Propelling Autonomous Vehicles Safely And Securely

Why so much work is underway in and around the vehicles of tomorrow.


Last month, when asked about how important it was that Apple not miss out on the opportunities within automotive, Apple CEO Tim Cook told Bloomberg,

“There is a major disruption looming there not only for self-driving cars but also the electrification piece. If you’ve driven an all-electric car, it’s actually a marvelous experience, and it’s a marvelous experience not to stop at the gas station — plus, you have ride-sharing on top of this. So you’ve got three vectors of change happening generally in the same timeframe. As we look at it, and what we’ve talked about focusing on publicly is autonomous systems, and clearly one purpose of autonomous systems is self-driving cars — there are others — and we see it as the mother of all AI projects. It’s probably one of the most difficult AI projects actually to work on. Autonomy is something that’s incredibly exciting for us but we’ll see where it takes us. We’re not really saying from a product point of view, what we will do but we are being straightforward that it’s a core technology that we view as very important.”

He made the connection that many in the automotive industry have been discussing for a few years now — the combination of hybrid/electric and ride-sharing will propel the autonomous vehicle industry. Tesla, being ahead of its time. may have to wait a bit longer, and hang on through the reported flat sales until the right Lego pieces snap into place. Volvo announcing yesterday that beginning in 2019, every new vehicle it launches will contain an electric motor, “marking the historic end of cars that only have an internal combustion engine and placing electrification at the core of its future business,” according to the company’s website — isn’t hurting the cause.

You might recall Volvo teamed last year with the currently maligned Uber on autonomous vehicles. And just in the past week, Apple is said to be working with Hertz for autonomous vehicle testing.
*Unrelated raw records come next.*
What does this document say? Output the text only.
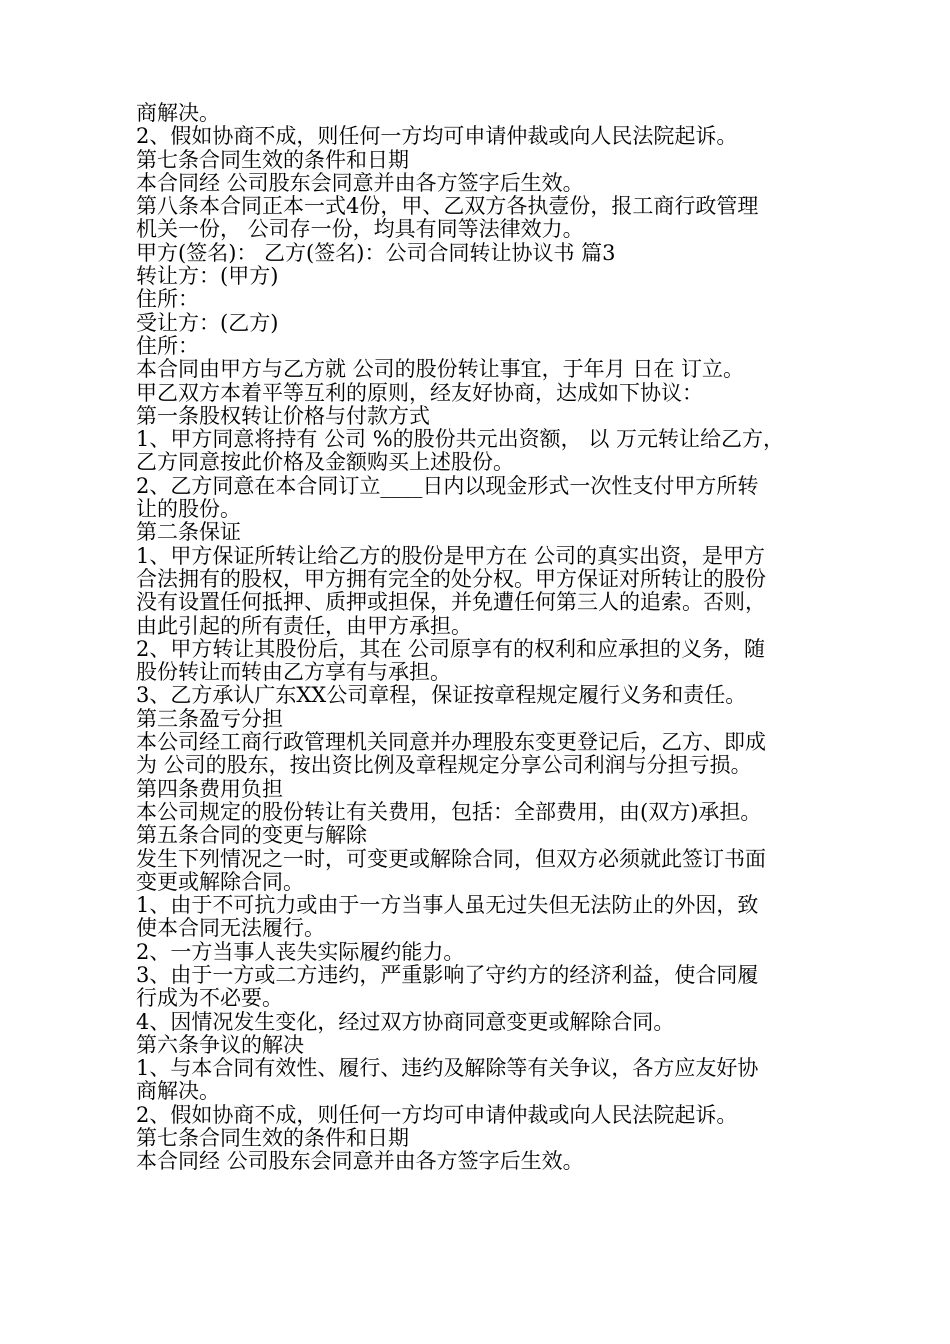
商解决。
2、假如协商不成，则任何一方均可申请仲裁或向人民法院起诉。
第七条合同生效的条件和日期
本合同经 公司股东会同意并由各方签字后生效。
第八条本合同正本一式4份，甲、乙双方各执壹份，报工商行政管理
机关一份， 公司存一份，均具有同等法律效力。
甲方(签名)： 乙方(签名)：公司合同转让协议书 篇3
转让方：(甲方)
住所：
受让方：(乙方)
住所：
本合同由甲方与乙方就 公司的股份转让事宜，于年月 日在 订立。
甲乙双方本着平等互利的原则，经友好协商，达成如下协议：
第一条股权转让价格与付款方式
1、甲方同意将持有 公司 %的股份共元出资额， 以 万元转让给乙方，
乙方同意按此价格及金额购买上述股份。
2、乙方同意在本合同订立____日内以现金形式一次性支付甲方所转
让的股份。
第二条保证
1、甲方保证所转让给乙方的股份是甲方在 公司的真实出资，是甲方
合法拥有的股权，甲方拥有完全的处分权。甲方保证对所转让的股份
没有设置任何抵押、质押或担保，并免遭任何第三人的追索。否则，
由此引起的所有责任，由甲方承担。
2、甲方转让其股份后，其在 公司原享有的权利和应承担的义务，随
股份转让而转由乙方享有与承担。
3、乙方承认广东XX公司章程，保证按章程规定履行义务和责任。
第三条盈亏分担
本公司经工商行政管理机关同意并办理股东变更登记后，乙方、即成
为 公司的股东，按出资比例及章程规定分享公司利润与分担亏损。
第四条费用负担
本公司规定的股份转让有关费用，包括：全部费用，由(双方)承担。
第五条合同的变更与解除
发生下列情况之一时，可变更或解除合同，但双方必须就此签订书面
变更或解除合同。
1、由于不可抗力或由于一方当事人虽无过失但无法防止的外因，致
使本合同无法履行。
2、一方当事人丧失实际履约能力。
3、由于一方或二方违约，严重影响了守约方的经济利益，使合同履
行成为不必要。
4、因情况发生变化，经过双方协商同意变更或解除合同。
第六条争议的解决
1、与本合同有效性、履行、违约及解除等有关争议，各方应友好协
商解决。
2、假如协商不成，则任何一方均可申请仲裁或向人民法院起诉。
第七条合同生效的条件和日期
本合同经 公司股东会同意并由各方签字后生效。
Of course, at the heart of autonomous vehicles are the functional safety and security systems which will make it possible to realize the dream of true autonomy. Does this mean we will see cars marketed to consumers with “ISO 26262” labels, or “ASIL D” levels on the windshield in the car lot? I seriously doubt it will get that far down the food chain, but with the amount of activity, interest and excitement about automotive in general, it seems entirely reasonable that within the automotive development ecosystem, these terms will be further fleshed out and described clearly — so that there will be no mistaking what will go where in and around the vehicles of tomorrow.